The sun shone bright on a troubling day, a day where many people were sad, crying, and disturbed...but a little boy knew that his Mommy was there and that she continually cares about him. In this moment, a realization occurs for the parent, an epiphany of trust in love.
When, as a friend, parent, sibling, or relative, do you become aware that love is an allegiance between two souls? The attachment to another person has been a desire in my life in which I used to bombard others with. Yet now, I have my own little being walking around...and when I walk into the same room or space, a split second of pure bliss opens the air to tender devotion. I will never be perfect and I will not always know what to say, but I will always be here and I will always support every endeavor in his life.

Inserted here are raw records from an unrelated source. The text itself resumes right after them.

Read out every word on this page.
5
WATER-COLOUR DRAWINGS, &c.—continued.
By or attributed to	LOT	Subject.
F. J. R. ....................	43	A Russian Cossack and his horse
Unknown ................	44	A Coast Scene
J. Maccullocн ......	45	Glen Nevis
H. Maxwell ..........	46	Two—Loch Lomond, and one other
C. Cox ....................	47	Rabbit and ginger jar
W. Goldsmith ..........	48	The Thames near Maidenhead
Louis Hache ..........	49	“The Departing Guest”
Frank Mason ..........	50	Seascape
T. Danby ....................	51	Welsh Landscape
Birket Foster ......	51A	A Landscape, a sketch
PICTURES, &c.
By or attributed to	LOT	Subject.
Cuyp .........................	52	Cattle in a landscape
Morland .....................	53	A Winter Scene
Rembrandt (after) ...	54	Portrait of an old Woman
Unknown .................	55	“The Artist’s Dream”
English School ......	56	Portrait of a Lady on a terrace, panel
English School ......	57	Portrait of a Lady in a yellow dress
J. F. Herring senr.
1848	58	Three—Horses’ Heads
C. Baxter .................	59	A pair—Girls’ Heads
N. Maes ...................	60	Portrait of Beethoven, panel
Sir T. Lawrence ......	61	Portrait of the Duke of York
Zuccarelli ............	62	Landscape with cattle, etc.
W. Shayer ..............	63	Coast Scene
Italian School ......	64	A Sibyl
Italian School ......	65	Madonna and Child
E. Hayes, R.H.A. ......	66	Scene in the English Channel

I took a step away from the pain and looked across the big yard to see my son skipping around with his Pop. A breathe of fresh air, I feel, I escape into the world of happiness and take a squat lower to the ground. Our arms wide spread, open to the touch of love in only a matter of a second.

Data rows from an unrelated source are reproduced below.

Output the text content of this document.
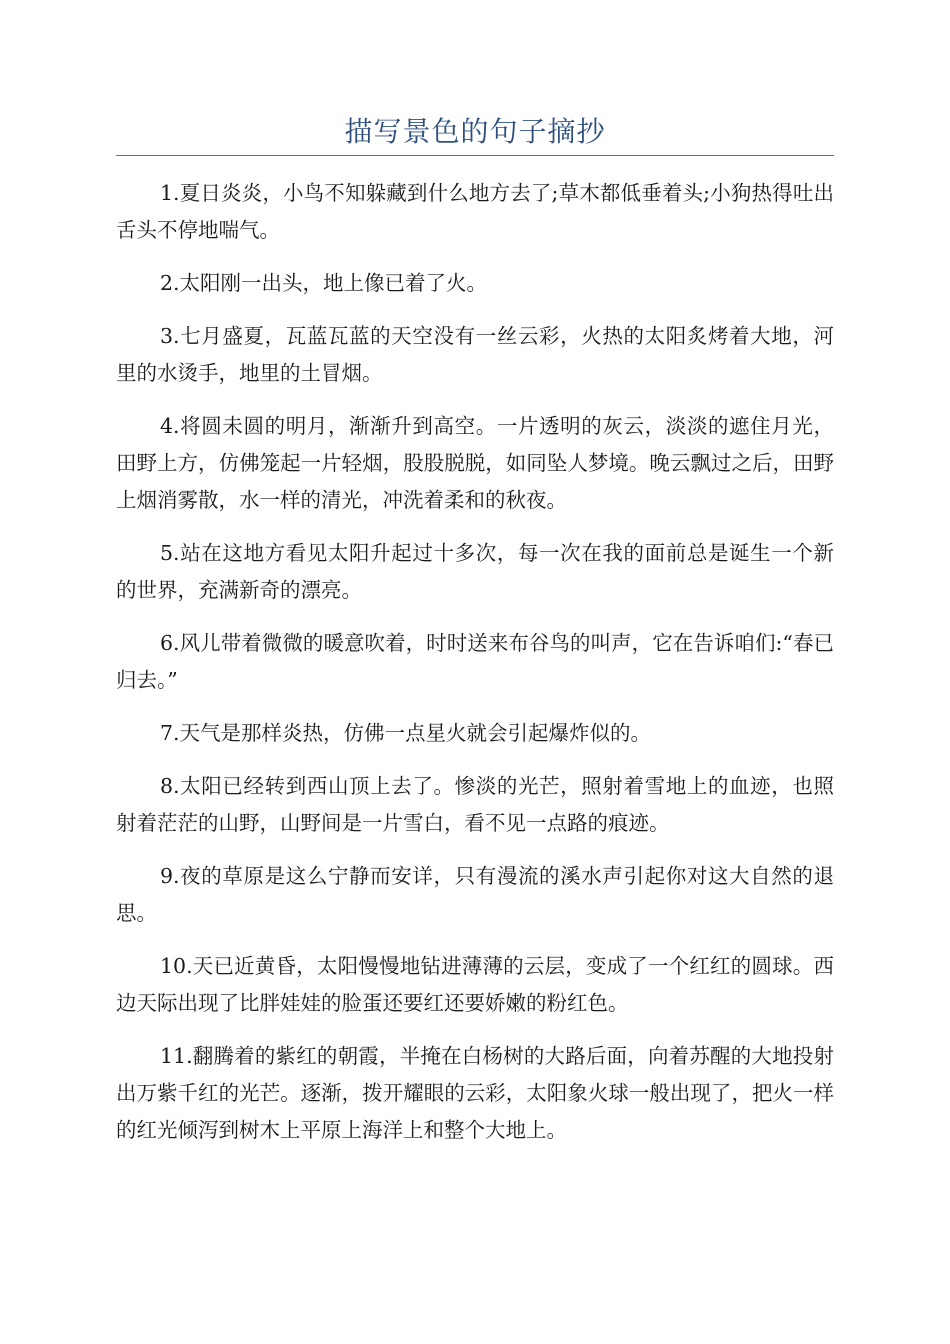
描写景色的句子摘抄

1.夏日炎炎，小鸟不知躲藏到什么地方去了;草木都低垂着头;小狗热得吐出舌头不停地喘气。

2.太阳刚一出头，地上像已着了火。

3.七月盛夏，瓦蓝瓦蓝的天空没有一丝云彩，火热的太阳炙烤着大地，河里的水烫手，地里的土冒烟。

4.将圆未圆的明月，渐渐升到高空。一片透明的灰云，淡淡的遮住月光，田野上方，仿佛笼起一片轻烟，股股脱脱，如同坠人梦境。晚云飘过之后，田野上烟消雾散，水一样的清光，冲洗着柔和的秋夜。

5.站在这地方看见太阳升起过十多次，每一次在我的面前总是诞生一个新的世界，充满新奇的漂亮。

6.风儿带着微微的暖意吹着，时时送来布谷鸟的叫声，它在告诉咱们:“春已归去。”

7.天气是那样炎热，仿佛一点星火就会引起爆炸似的。

8.太阳已经转到西山顶上去了。惨淡的光芒，照射着雪地上的血迹，也照射着茫茫的山野，山野间是一片雪白，看不见一点路的痕迹。

9.夜的草原是这么宁静而安详，只有漫流的溪水声引起你对这大自然的退思。

10.天已近黄昏，太阳慢慢地钻进薄薄的云层，变成了一个红红的圆球。西边天际出现了比胖娃娃的脸蛋还要红还要娇嫩的粉红色。

11.翻腾着的紫红的朝霞，半掩在白杨树的大路后面，向着苏醒的大地投射出万紫千红的光芒。逐渐，拨开耀眼的云彩，太阳象火球一般出现了，把火一样的红光倾泻到树木上平原上海洋上和整个大地上。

Difficulties in life arise like a hurricane creating disaster and fiasco, but when you take a step out of the trap - you feel sane. Nobody can take a moment like this away and to imagine the end of this love is a terrifying experience. I cannot understand, fathom, or perceive how one can abandon this pure love between a parent and child. It is disappointing and reckless, but at least now I have created this bond with my son. I know the feeling and comprehend the experience of love. I sympathize with those parents who have given up on this attachment because the receiving end is so rewarding. It is an unmeasurable honor to be a mother of a child who has the ability to show so much love.